The occasional power-hitting outfielder is not foreign to the KC Royals, but having two at once was infrequent until these two mashers came along.
From the franchise inception in 1969 until 1986 the KC Royals only had one outfield combination that hit 40 or more home runs in a season. That was Al Cowens and Amos Otis who hit exactly 40 while playing the outfield together in 1977.
The team was often constructed to be able to cover the vast acreage at Royals/Kauffman Stadium. Quick, speedy guys generally do not translate to high power numbers. In many instances, the team would be fortunate to have one outfielder reach double digits in bombs.
This all changed back in 1987. Danny Tartabull was acquired in a trade with the Seattle Mariners and he was coming off a monster rookie year. The Royals had also selected a certain Heisman Trophy winner who decided he would rather take a chance at baseball than play for the Tampa Bay Buccaneers who drafted him first overall in the 1986 NFL draft. Bo Jackson spent 53 games in Double-A before Kansas City promoted him to majors.
The magic clicked right away in 1987 as they combined to send 56 balls out of the park, still the most ever for two outfielders in Royals history. Not only did Tartabull hit 34 of those, but he also slashed .309/.390/.541 in one of the best individual seasons for Kansas City.
In 1988, Jackson improved from his rookie year cutting back on strikeouts, raising his batting average by 11 points, and falling short of leading the team in homers to Tartabull by one, 26 to 25. Those 51 combined blasts rank number three overall in team history for an outfield duo.
Bo continued to grow his offensive skills crushing 32 blasts while bumping his average up another 10 points. Tartabull had an off-year only clubbing 18 homers and recording his worst OPS in the four-year stretch this tandem was together. Their total home run output in 1989 is the fourth-best in franchise history for outfielders.

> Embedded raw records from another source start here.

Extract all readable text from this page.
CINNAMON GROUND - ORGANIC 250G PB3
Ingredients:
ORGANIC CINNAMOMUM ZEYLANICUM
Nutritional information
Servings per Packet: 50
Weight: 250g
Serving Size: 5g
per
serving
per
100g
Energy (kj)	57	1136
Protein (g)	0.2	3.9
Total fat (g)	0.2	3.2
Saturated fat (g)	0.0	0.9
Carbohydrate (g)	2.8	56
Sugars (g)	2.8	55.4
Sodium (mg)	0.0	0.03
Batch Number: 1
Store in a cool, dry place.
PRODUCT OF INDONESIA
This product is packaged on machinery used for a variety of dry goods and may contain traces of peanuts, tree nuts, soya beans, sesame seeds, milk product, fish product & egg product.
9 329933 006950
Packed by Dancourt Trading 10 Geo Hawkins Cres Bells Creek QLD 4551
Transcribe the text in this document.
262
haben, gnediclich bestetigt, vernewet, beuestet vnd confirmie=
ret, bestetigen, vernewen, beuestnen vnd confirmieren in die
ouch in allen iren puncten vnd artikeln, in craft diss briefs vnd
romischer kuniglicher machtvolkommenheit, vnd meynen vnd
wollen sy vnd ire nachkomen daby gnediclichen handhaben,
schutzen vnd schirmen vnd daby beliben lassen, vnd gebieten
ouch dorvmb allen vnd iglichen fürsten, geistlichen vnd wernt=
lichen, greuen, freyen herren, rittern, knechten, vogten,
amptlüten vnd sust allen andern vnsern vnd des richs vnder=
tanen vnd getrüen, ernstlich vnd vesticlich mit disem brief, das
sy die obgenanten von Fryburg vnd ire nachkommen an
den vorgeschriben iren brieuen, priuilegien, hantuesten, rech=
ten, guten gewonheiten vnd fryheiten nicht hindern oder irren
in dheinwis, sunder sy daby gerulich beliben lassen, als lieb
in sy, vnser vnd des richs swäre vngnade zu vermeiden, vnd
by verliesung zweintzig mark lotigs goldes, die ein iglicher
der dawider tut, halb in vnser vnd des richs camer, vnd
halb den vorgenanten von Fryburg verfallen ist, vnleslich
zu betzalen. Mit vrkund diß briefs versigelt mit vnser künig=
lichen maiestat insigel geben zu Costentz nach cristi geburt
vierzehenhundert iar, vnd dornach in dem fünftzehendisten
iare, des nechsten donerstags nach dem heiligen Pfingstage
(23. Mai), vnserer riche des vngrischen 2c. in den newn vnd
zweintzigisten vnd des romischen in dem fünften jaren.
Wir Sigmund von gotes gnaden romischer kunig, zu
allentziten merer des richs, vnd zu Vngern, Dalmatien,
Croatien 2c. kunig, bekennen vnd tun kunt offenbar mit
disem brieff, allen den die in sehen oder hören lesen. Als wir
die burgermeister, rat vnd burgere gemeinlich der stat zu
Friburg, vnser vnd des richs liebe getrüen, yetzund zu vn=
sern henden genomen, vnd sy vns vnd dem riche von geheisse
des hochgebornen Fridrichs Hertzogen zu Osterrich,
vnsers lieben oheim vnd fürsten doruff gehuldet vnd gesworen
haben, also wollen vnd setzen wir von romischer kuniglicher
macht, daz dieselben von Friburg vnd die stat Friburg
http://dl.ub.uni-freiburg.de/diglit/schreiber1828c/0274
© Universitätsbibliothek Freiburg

The 1990 season saw another drop-off, mainly due to Tartabull only able to participate in 88 games. Jackson continued to smash the ball hitting another 28 dingers but the combined total of 43 was their lowest output ever.
Unfortunately, this is where this chapter in Royals’ history ends as Jackson would suffer a football injury that prompted Kansas City to release him before the 1991 season. He would play a handful of games with the White Sox that year before having hip surgery and did earn Comeback Player of the Year in 1993.
Tartabull returned to solid form the next season with his highest OPS+ ever of 171. He smashed 31 home runs and led the majors with a .593 slugging percentage in what would be his last season with the KC Royals.
It was a short window of success but in the four years Jackson and Tartabull roamed the outfield together, they showed they were beasts among men.